Konsep  Merdeka  Belajar  yang  dihasilkan  dari  skema  pembelajaran  daring  ini  akan memuat 3 unsur, yakni "gratis, ilmiah, dan demokratis (tidak diskriminatif)". Konsep ini tentu lebih progresif ketimbang konsep yang diluncurkan oleh Kemendikbud RI hingga 3 episode itu. Konsep yang telah disusun pemerintah kedepannya memang terlihat akan memerdekakan proses berpikir, para siswa senang karena UN dihapuskan. Namun konsep itu bukanlah merdeka belajar dalam mengenyam pendidikan. Tetap saja orang miskin dilarang sekolah.
Apabila secara konvensional pendidikan hanya dapat diakses oleh segelintir orang saja di bangku  sekolah,  dengan  sekolah  atau  Kuliah  daring  setiap  anak  bangsa  harusnya  dapat

menikmati pendidikan tanpa diskriminasi. Inilah konsep merdeka belajar yang dicita-citakan oleh kaum tertindas. Opsinya saya rasa akan bermuara pada 2 hal yaitu
1.   Sekolah konvensional akan ditutup lalu dirubah total menjadi sistem sekolah daring, atau

2.   Pemerintah   harus   memberi   legitimasi   status   akademik   kepada   penyelenggaraan pendidikan daring agar dihitung juga sebagai bentuk pendidikan formal.
Kalau skema ini dijalankan, maka tatanan kapitalisme yang menghegemoni sektor pendidikan di Indonesia telah berhasil diruntuhkan. Tinggal bagaimana wabah Corona ini dijadikan momentum untuk mengadaptasi diri dengan sistem daring.
Sambil berjalannya waktu, pemerintah dapat mengatasi ketidaksiapan dalam hal pemenuhan infrastruktur listrik, internet dan berbagai perangkat pendukung pembelajaran daring hingga ke pelosok negeri. Praktik pendidikan daring dapat dijalankan di wilayah-wilayah yang sudah  siap  terlebih  dahulu.  Selain  menstimulus  sistem  pembelajaran  daring,  penerapan berjenjang ini juga dijadikan alat ukur untuk menghitung plus dan minus dari pembelajaran daring. Momentum ini harus kita rebut agar kemenangan ada di tangan masyarakat umum, bukan di tangan borjuasi.
Seperti yang dikatakan oleh Che Guevara, "Revolusi bukanlah sebuah apel yang jatuh ketika sudah matang. Anda harus membuatnya jatuh."

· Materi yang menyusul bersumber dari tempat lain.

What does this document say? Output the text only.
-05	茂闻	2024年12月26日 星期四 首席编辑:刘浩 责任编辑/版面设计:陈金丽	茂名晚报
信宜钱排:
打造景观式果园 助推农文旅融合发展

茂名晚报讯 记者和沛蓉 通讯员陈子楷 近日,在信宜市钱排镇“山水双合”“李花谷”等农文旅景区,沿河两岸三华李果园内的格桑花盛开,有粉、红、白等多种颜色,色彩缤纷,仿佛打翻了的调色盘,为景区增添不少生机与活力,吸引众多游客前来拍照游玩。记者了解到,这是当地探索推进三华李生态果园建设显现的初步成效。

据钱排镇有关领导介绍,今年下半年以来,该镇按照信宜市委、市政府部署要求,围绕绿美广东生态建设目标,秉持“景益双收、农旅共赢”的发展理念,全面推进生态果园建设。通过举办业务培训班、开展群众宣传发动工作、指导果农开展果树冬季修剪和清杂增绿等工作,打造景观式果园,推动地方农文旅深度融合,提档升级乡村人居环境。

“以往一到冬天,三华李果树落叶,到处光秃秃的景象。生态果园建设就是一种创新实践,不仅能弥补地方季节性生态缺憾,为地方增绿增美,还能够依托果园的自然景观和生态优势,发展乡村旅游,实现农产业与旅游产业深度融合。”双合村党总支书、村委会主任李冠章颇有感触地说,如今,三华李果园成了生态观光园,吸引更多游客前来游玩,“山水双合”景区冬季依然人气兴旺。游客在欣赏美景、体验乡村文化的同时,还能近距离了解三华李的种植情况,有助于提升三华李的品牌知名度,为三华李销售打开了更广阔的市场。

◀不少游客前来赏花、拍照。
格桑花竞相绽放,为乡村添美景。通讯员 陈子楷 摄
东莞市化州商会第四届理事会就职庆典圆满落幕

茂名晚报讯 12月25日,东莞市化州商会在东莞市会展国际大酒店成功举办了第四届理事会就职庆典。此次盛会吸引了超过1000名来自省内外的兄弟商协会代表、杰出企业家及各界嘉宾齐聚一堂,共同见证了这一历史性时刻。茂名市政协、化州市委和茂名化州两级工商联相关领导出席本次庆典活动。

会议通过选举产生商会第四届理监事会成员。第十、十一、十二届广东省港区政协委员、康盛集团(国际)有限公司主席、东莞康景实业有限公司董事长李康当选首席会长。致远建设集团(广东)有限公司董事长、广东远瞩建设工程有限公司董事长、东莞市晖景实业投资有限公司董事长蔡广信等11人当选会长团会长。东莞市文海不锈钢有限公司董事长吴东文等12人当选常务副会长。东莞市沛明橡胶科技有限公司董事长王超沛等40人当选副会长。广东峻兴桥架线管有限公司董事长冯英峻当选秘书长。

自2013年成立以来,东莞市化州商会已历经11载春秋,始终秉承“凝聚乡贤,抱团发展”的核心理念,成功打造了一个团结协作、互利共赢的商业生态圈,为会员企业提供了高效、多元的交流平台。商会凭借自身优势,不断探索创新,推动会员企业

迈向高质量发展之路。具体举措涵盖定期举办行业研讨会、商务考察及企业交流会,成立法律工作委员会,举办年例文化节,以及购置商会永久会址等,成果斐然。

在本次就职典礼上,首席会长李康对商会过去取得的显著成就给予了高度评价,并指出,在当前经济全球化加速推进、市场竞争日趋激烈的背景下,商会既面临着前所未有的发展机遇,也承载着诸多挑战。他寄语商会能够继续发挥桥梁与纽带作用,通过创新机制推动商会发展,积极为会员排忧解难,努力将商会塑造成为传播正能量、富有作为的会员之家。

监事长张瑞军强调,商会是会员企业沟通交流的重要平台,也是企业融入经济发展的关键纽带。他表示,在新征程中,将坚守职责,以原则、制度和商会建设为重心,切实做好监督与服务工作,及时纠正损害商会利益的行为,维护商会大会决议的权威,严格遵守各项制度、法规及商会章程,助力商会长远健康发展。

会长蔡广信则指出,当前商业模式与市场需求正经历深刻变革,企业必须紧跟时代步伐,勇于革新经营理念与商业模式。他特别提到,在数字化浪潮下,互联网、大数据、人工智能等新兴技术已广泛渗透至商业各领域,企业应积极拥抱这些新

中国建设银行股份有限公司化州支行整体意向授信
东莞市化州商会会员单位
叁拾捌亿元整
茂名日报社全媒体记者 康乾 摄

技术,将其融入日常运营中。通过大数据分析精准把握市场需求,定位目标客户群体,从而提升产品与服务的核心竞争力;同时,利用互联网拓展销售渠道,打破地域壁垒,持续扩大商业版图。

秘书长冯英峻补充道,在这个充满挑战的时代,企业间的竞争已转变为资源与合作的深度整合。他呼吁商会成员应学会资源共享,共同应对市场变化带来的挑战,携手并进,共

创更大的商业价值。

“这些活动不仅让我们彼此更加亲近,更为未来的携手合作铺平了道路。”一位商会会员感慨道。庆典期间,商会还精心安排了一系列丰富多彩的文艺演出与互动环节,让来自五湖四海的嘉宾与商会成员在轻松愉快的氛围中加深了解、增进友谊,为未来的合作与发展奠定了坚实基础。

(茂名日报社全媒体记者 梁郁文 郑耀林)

Lalu bagaimana dengan gaji para guru? Bagaimana dengan standarisasi penilaian murid?

Untuk menjawab ini agaknya kita perlu belajar dari platform pembelajaran online zenius.net yang sejak tahun 2010 telah memberikan banyak fitur pembelajaran online secara gratis. Atau bisa  belajar  dari  platform  digital  Indonesia  yang  digerakkan  oleh  para  pakar  pendidikan Indonesia baru-baru ini secara crowdfunding untuk mendemokratisasi pendidikan di Indonesia. Tanyakan pada mereka bagaimana mereka dapat membayar para tutor dan menghidupi aktivitas platformnya. Mereka saja berhasil, kenapa kita ragu?